Most companies involved in biodefense work, however, focused initially on commercial applications. Chimerix (www.chimerix-inc.com) touts its ProLipTag technology, which was used to develop a broad-spectrum cidofovir mimetic without kidney toxicity to treat smallpox, according to George Painter, Ph.D., president and CEO. The technology was developed to allow known drugs to be modified to improve dosing parameters, broaden therapeutic applications, and decrease the risk of adverse reactions.
ProLipTag can be used for commercial spin-offs to treat viral infections in organ transplants and as a topical application for genital warts. The approach appears to work for herpes, pox, adeno, papilloma, and polynoma viruses, Dr. Painter says, although the mechanism of action isn’t fully elucidated.
Chimerix received a $37.1 million grant from the NIAID, before Bioshield was passed in 2004, that financed the high-risk development period, which allowed the company to raise venture capital later. “It would have been difficult otherwise to raise money for a drug with no commercial market,” Dr. Painter says.
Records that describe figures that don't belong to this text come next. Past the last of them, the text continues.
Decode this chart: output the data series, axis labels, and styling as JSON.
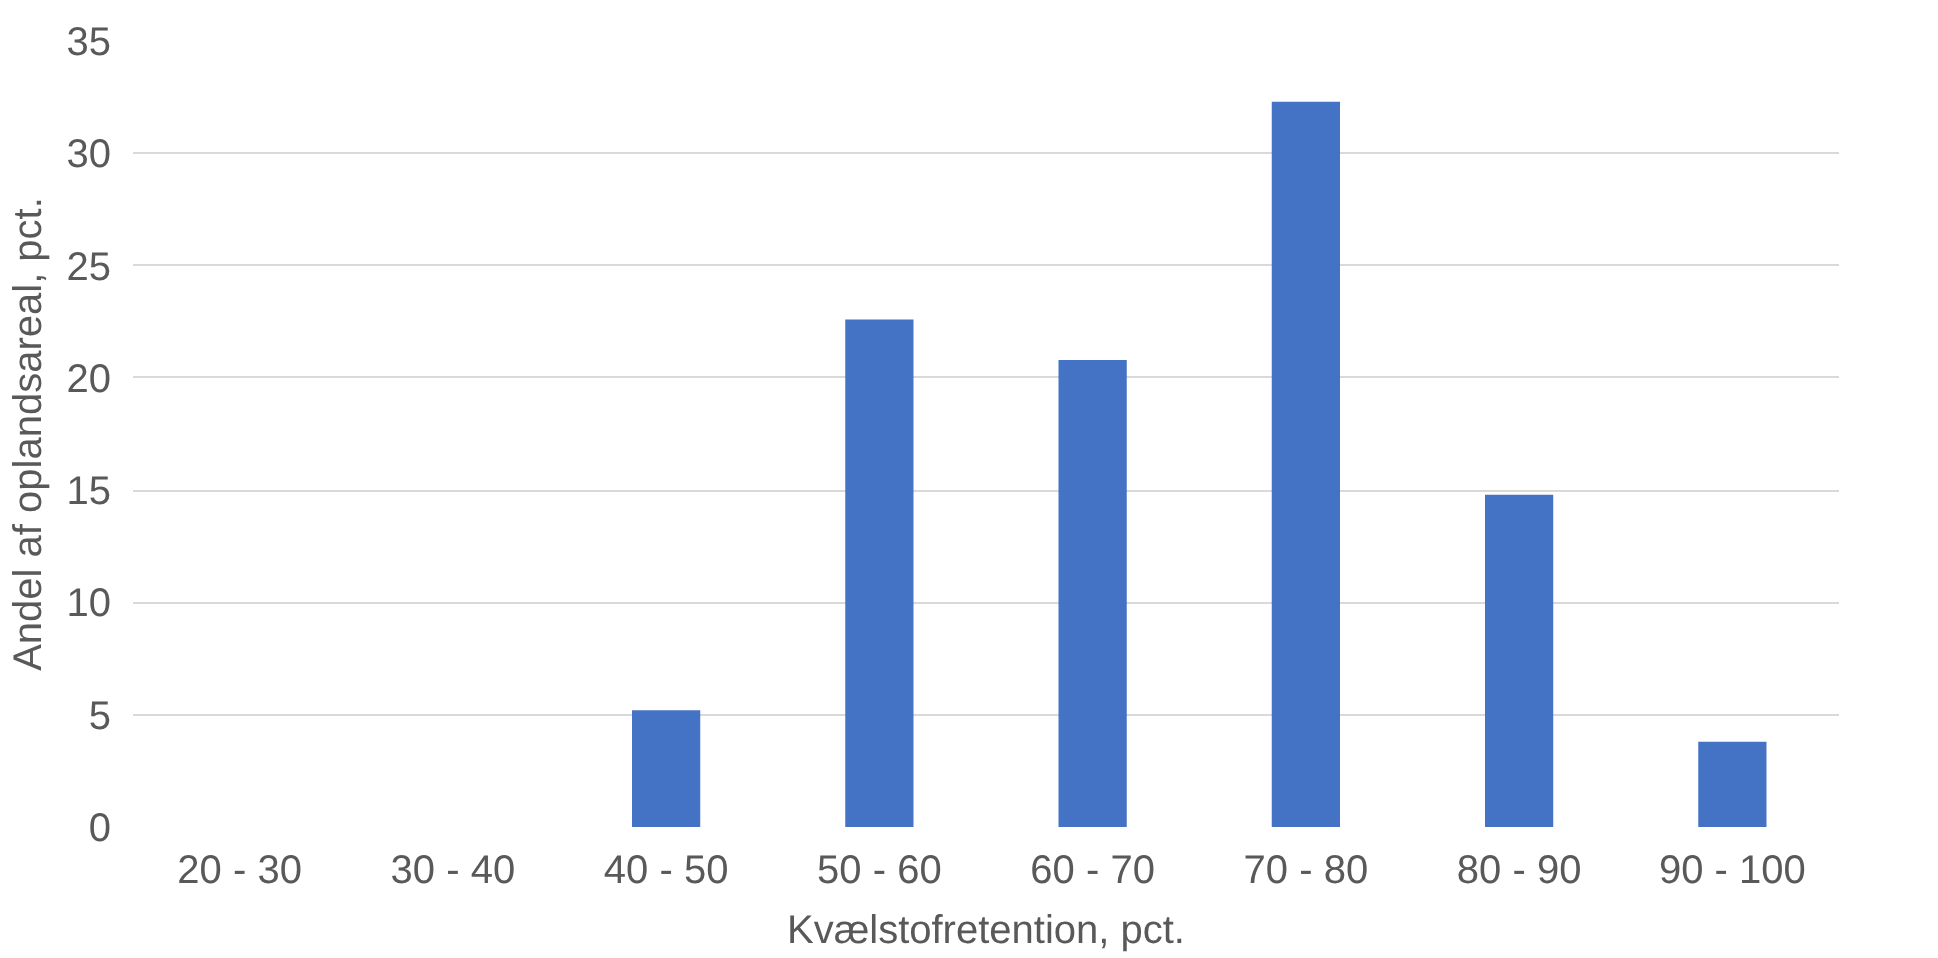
{
  "chart_data": {
    "type": "bar",
    "xlabel": "Kvælstofretention, pct.",
    "ylabel": "Andel af oplandsareal, pct.",
    "categories": [
      "20 - 30",
      "30 - 40",
      "40 - 50",
      "50 - 60",
      "60 - 70",
      "70 - 80",
      "80 - 90",
      "90 - 100"
    ],
    "values": [
      0,
      0,
      5.2,
      22.6,
      20.8,
      32.3,
      14.8,
      3.8
    ],
    "color": "#4472c4",
    "ylim": [
      0,
      35
    ],
    "yticks": [
      0,
      5,
      10,
      15,
      20,
      25,
      30,
      35
    ],
    "grid": "y"
  }
}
Advanced Life Sciences (ALS; www.advancedlifesciences.com) is another firm banking on dual use. It is developing cethromycin as a treatment for anthrax and other bioagents, but it also effectively treats community-acquired pneumonia and other respiratory tract infections. Animal studies of the drug show 100% protection against lethal doses of inhaled anthrax, according to ALS. The company began working with NIAID this summer to continue evaluating cethromycin against high-priority biodefense agents. Because cethromycin has a dual binding site, it can overcome resistance from many pathogens, explains Patrick Flavin, chief legal counsel.
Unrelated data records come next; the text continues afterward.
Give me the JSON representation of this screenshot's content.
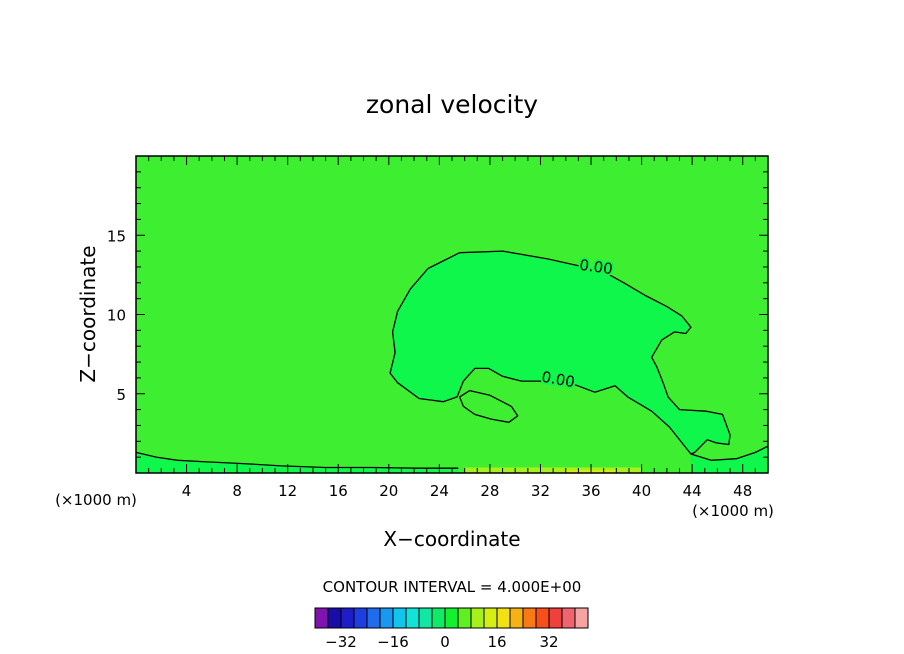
{
  "chart_data": {
    "type": "contour",
    "title": "zonal velocity",
    "xlabel": "X−coordinate",
    "ylabel": "Z−coordinate",
    "x_unit_left": "(×1000 m)",
    "x_unit_right": "(×1000 m)",
    "xlim": [
      0,
      50
    ],
    "ylim": [
      0,
      20
    ],
    "x_ticks": [
      4,
      8,
      12,
      16,
      20,
      24,
      28,
      32,
      36,
      40,
      44,
      48
    ],
    "y_ticks": [
      5,
      10,
      15
    ],
    "contour_interval_label": "CONTOUR INTERVAL = 4.000E+00",
    "contour_level_label": "0.00",
    "colorbar_ticks": [
      "−32",
      "−16",
      "0",
      "16",
      "32"
    ],
    "colorbar_colors": [
      "#7f13b0",
      "#1a0ca8",
      "#1e1ec8",
      "#1f3ee2",
      "#1f6cee",
      "#1a98f0",
      "#10c6ef",
      "#11e3d6",
      "#10e7a4",
      "#10ea66",
      "#12f030",
      "#5ef020",
      "#a6f01c",
      "#d6ef12",
      "#f2e214",
      "#f6b214",
      "#f97a14",
      "#f84e1c",
      "#f0403c",
      "#f06470",
      "#f5a3a3"
    ],
    "background_level_color": "#3eee30",
    "inner_region_color": "#0ff74a",
    "zero_contours": [
      {
        "closed": true,
        "points": [
          [
            20.1,
            6.3
          ],
          [
            20.5,
            7.6
          ],
          [
            20.3,
            8.9
          ],
          [
            20.7,
            10.2
          ],
          [
            21.7,
            11.6
          ],
          [
            23.1,
            12.9
          ],
          [
            25.6,
            13.9
          ],
          [
            29.0,
            14.0
          ],
          [
            32.6,
            13.5
          ],
          [
            35.4,
            13.0
          ],
          [
            37.0,
            12.7
          ],
          [
            38.6,
            12.0
          ],
          [
            40.3,
            11.2
          ],
          [
            42.0,
            10.5
          ],
          [
            43.2,
            9.9
          ],
          [
            43.9,
            9.2
          ],
          [
            43.5,
            8.8
          ],
          [
            42.6,
            8.9
          ],
          [
            41.6,
            8.4
          ],
          [
            40.8,
            7.3
          ],
          [
            41.2,
            6.7
          ],
          [
            41.7,
            5.7
          ],
          [
            42.1,
            4.8
          ],
          [
            43.0,
            4.0
          ],
          [
            45.1,
            3.9
          ],
          [
            46.4,
            3.7
          ],
          [
            47.0,
            2.4
          ],
          [
            46.9,
            1.8
          ],
          [
            45.9,
            1.9
          ],
          [
            45.2,
            2.1
          ],
          [
            44.2,
            1.3
          ],
          [
            43.9,
            1.2
          ],
          [
            42.2,
            2.9
          ],
          [
            40.8,
            3.9
          ],
          [
            38.9,
            4.8
          ],
          [
            37.9,
            5.5
          ],
          [
            36.3,
            5.1
          ],
          [
            34.3,
            5.7
          ],
          [
            32.5,
            5.8
          ],
          [
            30.5,
            5.8
          ],
          [
            29.0,
            6.1
          ],
          [
            27.9,
            6.6
          ],
          [
            26.8,
            6.6
          ],
          [
            25.9,
            5.8
          ],
          [
            25.4,
            4.8
          ],
          [
            24.3,
            4.5
          ],
          [
            22.4,
            4.7
          ],
          [
            20.7,
            5.7
          ]
        ]
      },
      {
        "closed": true,
        "points": [
          [
            25.6,
            4.8
          ],
          [
            26.4,
            5.2
          ],
          [
            28.0,
            4.9
          ],
          [
            29.7,
            4.2
          ],
          [
            30.2,
            3.6
          ],
          [
            29.5,
            3.2
          ],
          [
            28.1,
            3.4
          ],
          [
            26.8,
            3.7
          ],
          [
            25.9,
            4.2
          ]
        ]
      },
      {
        "closed": false,
        "points": [
          [
            0.0,
            1.3
          ],
          [
            1.6,
            1.0
          ],
          [
            3.3,
            0.8
          ],
          [
            5.6,
            0.7
          ],
          [
            8.3,
            0.6
          ],
          [
            11.5,
            0.45
          ],
          [
            15.0,
            0.35
          ],
          [
            18.7,
            0.35
          ],
          [
            22.2,
            0.3
          ],
          [
            25.5,
            0.3
          ]
        ]
      },
      {
        "closed": false,
        "points": [
          [
            43.9,
            1.2
          ],
          [
            45.5,
            0.8
          ],
          [
            47.5,
            0.9
          ],
          [
            49.0,
            1.3
          ],
          [
            50.0,
            1.7
          ]
        ]
      }
    ],
    "near_surface_bands": [
      {
        "x0": 26.0,
        "x1": 40.0,
        "y0": 0.0,
        "y1": 0.35,
        "color": "#a6f01c"
      },
      {
        "x0": 34.0,
        "x1": 38.0,
        "y0": 0.0,
        "y1": 0.18,
        "color": "#d6ef12"
      }
    ]
  }
}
“We’re not a biodefense company,” Flavin emphasizes. “We’re developing cathromycin for respiratory tract infections, and we’re working with the government to leverage safety and efficacy data to develop other applications.” The benefit, he says, is in the development funds provided by the government, which let the company conserve money for commercial development programs.
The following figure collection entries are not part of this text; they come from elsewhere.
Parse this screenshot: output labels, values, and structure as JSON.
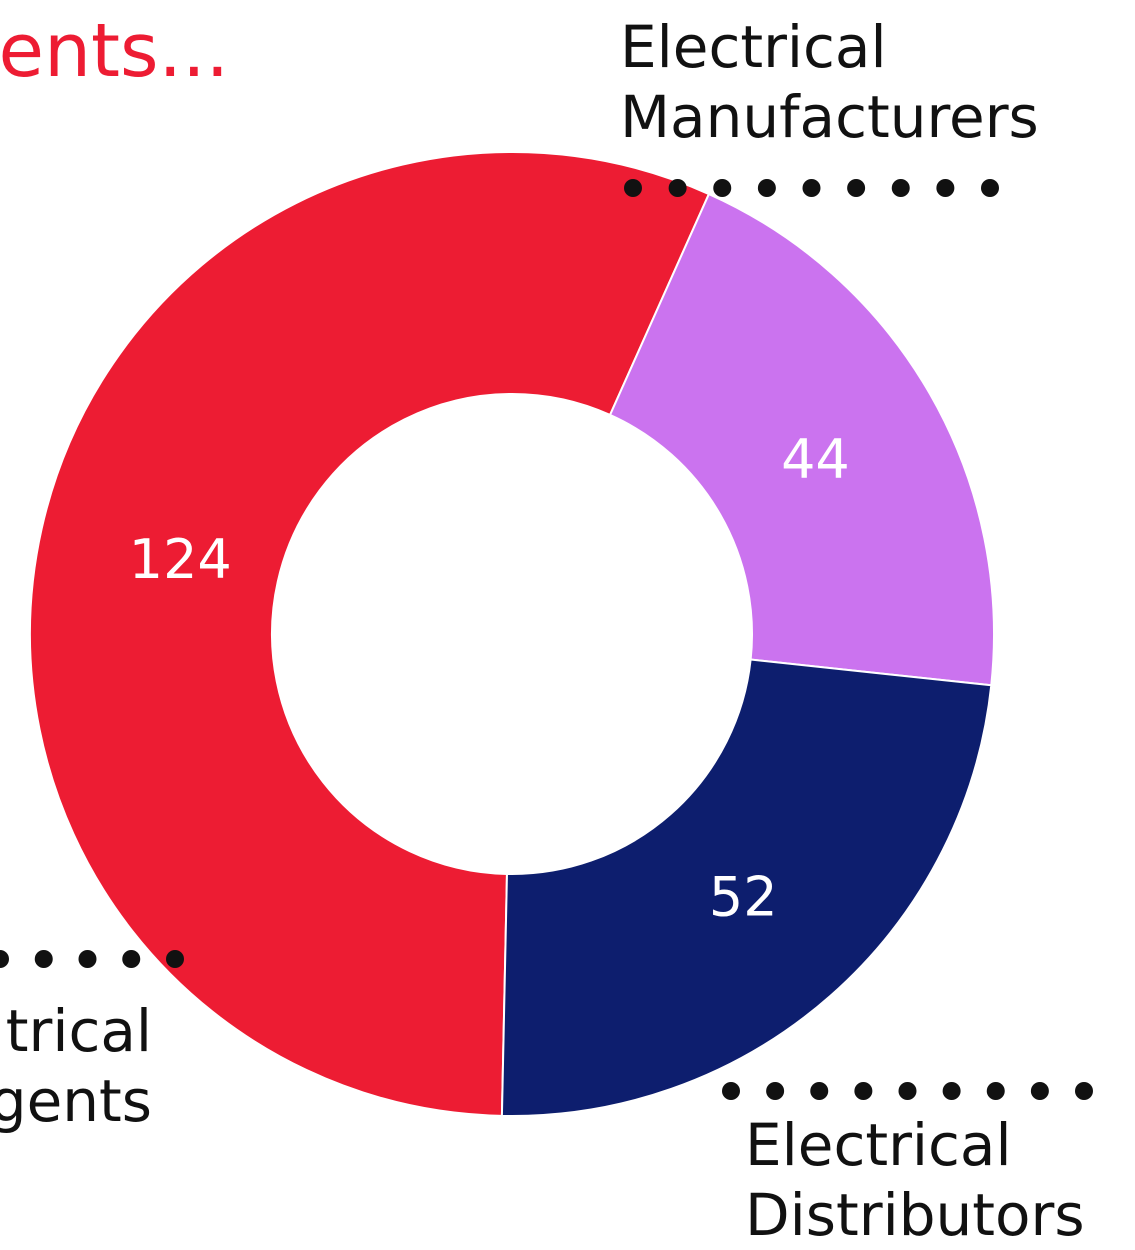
{
  "header": {
    "title_fragment": "sents..."
  },
  "chart_data": {
    "type": "pie",
    "donut": true,
    "categories": [
      "Electrical Manufacturers",
      "Electrical Distributors",
      "Electrical Agents"
    ],
    "values": [
      124,
      44,
      52
    ],
    "colors": [
      "#ed1c33",
      "#cb73ef",
      "#0d1e6e"
    ],
    "data_labels": [
      "124",
      "44",
      "52"
    ],
    "category_label_lines": [
      [
        "Electrical",
        "Manufacturers"
      ],
      [
        "Electrical",
        "Distributors"
      ],
      [
        "trical",
        "gents"
      ]
    ]
  }
}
U.S. government work isn’t confined to U.S. companies. British firm deltaDOT (www.deltadot.com) is working with a U.S. consortium in a DARPA-funded project to accelerate vaccine production. The benefit for deltaDOT is twofold. It gains funds to advance its Peregrine HPCE and Osprey protein stability-technology platforms and also gains visibility, according to Richard Lingard, vp of sales.
The Peregrine HPCE analysis system is used for on-site bioreactor monitoring, product purification, and final product optimization, replacing a process that typically took two days with one that delivers accurate results in about 20 minutes, according to the company. Importantly, Peregrine uses label-free intrinsic imaging, so unlabeled proteins can be monitored directly, in real time, and cost effectively, Lingard notes.
Headquartered in Brisbane, Australia, with a second office in Seattle, Implicit Bioscience (www.implicitbioscience.com) is tapping into biodefense money as a virtual company. It’s in late-stage development work with a broad-spectrum immunologic that regulates the host response factor.
“Biodefense isn’t a field for a fully integrated company,” according to Garry Redlich, Implicit’s CEO, explaining the reason for this virtual business model. “Only a handful of labs have the capability to work with high-level threat agents,” so Implicit works with those labs around the world using project-based management methodology. “All of us work on various projects, depending upon expertise,” he explains.
“The government is coming with eyes wide open to see the benefit of working with agents with dual uses,” Redlich says, “and we get work done that otherwise would be paid for by shareholders.” The benefits at the company are seen in toxicology, method of action, delivery options, and pharmacokinetics.